Although the bail amount is high, Jamal has failed to demonstrate that the bail set is excessive. Jamal's points are overruled and the order denying habeas corpus relief is affirmed.
NOTES
[1] Point one asserts that the bail amount is excessive in violation of the Eighth Amendment to the United States Constitution. U.S. Const. amend VIII. Point two complains of excessive bail under article I, sections 11 and 13 of the Texas Constitution. TEX. CONST. art. I, §§ 11, 13. Point three maintains that the bail is excessive under articles 1.07, 1.09, and 17.15 of the Texas Code of Criminal Procedure. TEX.CODE CRIM. PROC. ANN. arts. 1.07, 1.09 (Vernon 1977), art. 17.15 (Vernon Supp.1998).

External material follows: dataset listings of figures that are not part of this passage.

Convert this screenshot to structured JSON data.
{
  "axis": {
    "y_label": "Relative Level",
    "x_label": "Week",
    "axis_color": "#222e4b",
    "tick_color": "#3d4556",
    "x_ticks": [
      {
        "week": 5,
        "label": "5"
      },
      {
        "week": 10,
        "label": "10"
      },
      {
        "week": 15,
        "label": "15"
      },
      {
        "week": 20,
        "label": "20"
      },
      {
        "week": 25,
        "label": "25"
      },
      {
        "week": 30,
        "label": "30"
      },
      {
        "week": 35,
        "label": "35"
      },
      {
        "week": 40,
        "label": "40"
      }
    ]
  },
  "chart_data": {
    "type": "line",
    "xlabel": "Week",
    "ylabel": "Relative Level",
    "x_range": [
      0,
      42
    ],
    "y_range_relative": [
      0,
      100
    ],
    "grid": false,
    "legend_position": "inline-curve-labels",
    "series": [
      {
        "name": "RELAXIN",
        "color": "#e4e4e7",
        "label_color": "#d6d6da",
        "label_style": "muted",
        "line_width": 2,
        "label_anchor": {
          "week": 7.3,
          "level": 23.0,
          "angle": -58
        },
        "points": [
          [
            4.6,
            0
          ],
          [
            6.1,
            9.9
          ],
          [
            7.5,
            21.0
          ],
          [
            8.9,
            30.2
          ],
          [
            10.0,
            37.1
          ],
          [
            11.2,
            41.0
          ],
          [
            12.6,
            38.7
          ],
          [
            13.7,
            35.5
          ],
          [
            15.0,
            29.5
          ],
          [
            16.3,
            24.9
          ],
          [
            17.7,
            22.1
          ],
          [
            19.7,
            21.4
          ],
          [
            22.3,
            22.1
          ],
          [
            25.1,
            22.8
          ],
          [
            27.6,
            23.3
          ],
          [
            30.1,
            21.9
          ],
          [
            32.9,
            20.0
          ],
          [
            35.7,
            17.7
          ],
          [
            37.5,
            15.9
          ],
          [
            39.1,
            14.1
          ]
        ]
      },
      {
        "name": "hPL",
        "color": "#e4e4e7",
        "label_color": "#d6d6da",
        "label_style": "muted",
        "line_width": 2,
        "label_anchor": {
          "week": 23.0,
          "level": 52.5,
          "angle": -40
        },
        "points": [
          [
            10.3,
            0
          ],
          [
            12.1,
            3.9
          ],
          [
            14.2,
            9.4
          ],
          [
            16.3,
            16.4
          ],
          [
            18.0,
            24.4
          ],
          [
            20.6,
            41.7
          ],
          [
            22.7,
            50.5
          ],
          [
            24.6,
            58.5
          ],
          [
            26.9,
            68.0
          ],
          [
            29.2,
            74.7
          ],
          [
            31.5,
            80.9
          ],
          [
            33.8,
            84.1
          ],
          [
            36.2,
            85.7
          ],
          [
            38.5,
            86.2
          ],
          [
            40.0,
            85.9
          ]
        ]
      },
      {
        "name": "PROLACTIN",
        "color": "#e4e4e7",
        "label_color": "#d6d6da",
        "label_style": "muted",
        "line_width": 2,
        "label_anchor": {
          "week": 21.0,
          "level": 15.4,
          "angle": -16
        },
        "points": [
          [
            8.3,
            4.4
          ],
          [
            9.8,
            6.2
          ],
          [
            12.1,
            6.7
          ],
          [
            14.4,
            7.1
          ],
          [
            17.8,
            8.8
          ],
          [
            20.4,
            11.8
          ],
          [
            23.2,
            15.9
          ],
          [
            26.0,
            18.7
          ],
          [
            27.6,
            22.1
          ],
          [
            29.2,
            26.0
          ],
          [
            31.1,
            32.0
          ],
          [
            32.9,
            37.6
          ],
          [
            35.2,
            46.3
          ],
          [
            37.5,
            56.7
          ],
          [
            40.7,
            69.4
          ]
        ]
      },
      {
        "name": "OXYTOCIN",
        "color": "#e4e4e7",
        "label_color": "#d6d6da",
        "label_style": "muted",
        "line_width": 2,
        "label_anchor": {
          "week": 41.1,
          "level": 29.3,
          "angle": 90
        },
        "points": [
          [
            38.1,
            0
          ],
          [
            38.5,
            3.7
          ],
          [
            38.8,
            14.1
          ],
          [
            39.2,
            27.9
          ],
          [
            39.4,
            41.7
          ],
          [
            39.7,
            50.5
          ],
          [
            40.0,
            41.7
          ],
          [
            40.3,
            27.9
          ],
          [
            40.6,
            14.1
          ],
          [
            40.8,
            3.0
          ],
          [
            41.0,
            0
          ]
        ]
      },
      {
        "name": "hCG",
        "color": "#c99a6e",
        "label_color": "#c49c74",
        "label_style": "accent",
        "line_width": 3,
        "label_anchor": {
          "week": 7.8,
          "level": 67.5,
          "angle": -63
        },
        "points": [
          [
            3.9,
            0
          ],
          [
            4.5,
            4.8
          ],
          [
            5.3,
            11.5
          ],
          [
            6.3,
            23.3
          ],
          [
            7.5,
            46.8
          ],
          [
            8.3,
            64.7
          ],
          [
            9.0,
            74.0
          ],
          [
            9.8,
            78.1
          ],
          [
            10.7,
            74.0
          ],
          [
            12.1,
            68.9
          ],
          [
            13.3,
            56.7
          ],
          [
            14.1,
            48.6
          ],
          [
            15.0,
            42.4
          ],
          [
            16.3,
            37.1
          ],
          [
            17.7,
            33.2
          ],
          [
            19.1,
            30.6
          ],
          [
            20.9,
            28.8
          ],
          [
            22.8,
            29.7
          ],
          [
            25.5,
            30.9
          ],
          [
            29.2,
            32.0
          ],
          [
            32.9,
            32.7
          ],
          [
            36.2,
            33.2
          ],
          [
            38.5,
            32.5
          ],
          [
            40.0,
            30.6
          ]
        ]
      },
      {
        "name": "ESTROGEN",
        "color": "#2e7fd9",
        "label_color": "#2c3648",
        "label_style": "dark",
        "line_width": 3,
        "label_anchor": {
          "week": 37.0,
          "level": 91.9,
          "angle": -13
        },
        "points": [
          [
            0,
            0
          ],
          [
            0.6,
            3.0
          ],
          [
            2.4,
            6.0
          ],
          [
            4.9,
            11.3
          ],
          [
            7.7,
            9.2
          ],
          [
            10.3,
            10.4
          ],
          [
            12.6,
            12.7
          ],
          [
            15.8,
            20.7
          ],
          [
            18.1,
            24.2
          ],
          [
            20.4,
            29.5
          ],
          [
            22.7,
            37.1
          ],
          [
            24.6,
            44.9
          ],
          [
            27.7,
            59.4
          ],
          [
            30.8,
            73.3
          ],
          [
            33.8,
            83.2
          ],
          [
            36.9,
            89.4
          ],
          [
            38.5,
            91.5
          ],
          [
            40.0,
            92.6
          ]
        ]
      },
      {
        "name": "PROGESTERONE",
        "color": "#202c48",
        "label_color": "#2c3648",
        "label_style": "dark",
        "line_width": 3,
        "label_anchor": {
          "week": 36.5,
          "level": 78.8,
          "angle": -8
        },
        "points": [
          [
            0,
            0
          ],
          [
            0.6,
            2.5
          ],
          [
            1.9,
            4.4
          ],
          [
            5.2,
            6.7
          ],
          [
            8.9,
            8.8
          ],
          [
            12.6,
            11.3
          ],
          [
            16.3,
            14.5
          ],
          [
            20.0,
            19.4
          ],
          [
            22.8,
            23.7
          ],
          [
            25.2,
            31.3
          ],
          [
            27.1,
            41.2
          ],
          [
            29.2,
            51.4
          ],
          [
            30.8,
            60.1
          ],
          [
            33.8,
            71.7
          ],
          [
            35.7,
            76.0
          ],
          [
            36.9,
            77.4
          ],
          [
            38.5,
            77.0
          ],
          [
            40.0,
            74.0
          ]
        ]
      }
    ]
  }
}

[2] Compare Ludwig v. State, 812 S.W.2d 323, 325 (Tex.Crim.App.1991) (bond reduced from $1,000,000 to $50,000 in capital murder case where circumstances of the offenses were not developed at habeas hearing); Smithwick v. State, 880 S.W.2d 510, 511 (Tex.App.San Antonio 1994, no pet.) (bond reduced from $500,000 to $100,000 in case involving murder and injury to a child where facts surrounding the offenses were not developed at habeas hearing); Ex parte McDonald, 852 S.W.2d 730, 735-36 (Tex.App. San Antonio 1993, no pet.) (bond reduced in capital murder case from $1,000,000 to $75,000 where facts surrounding the offense were not developed at habeas hearing).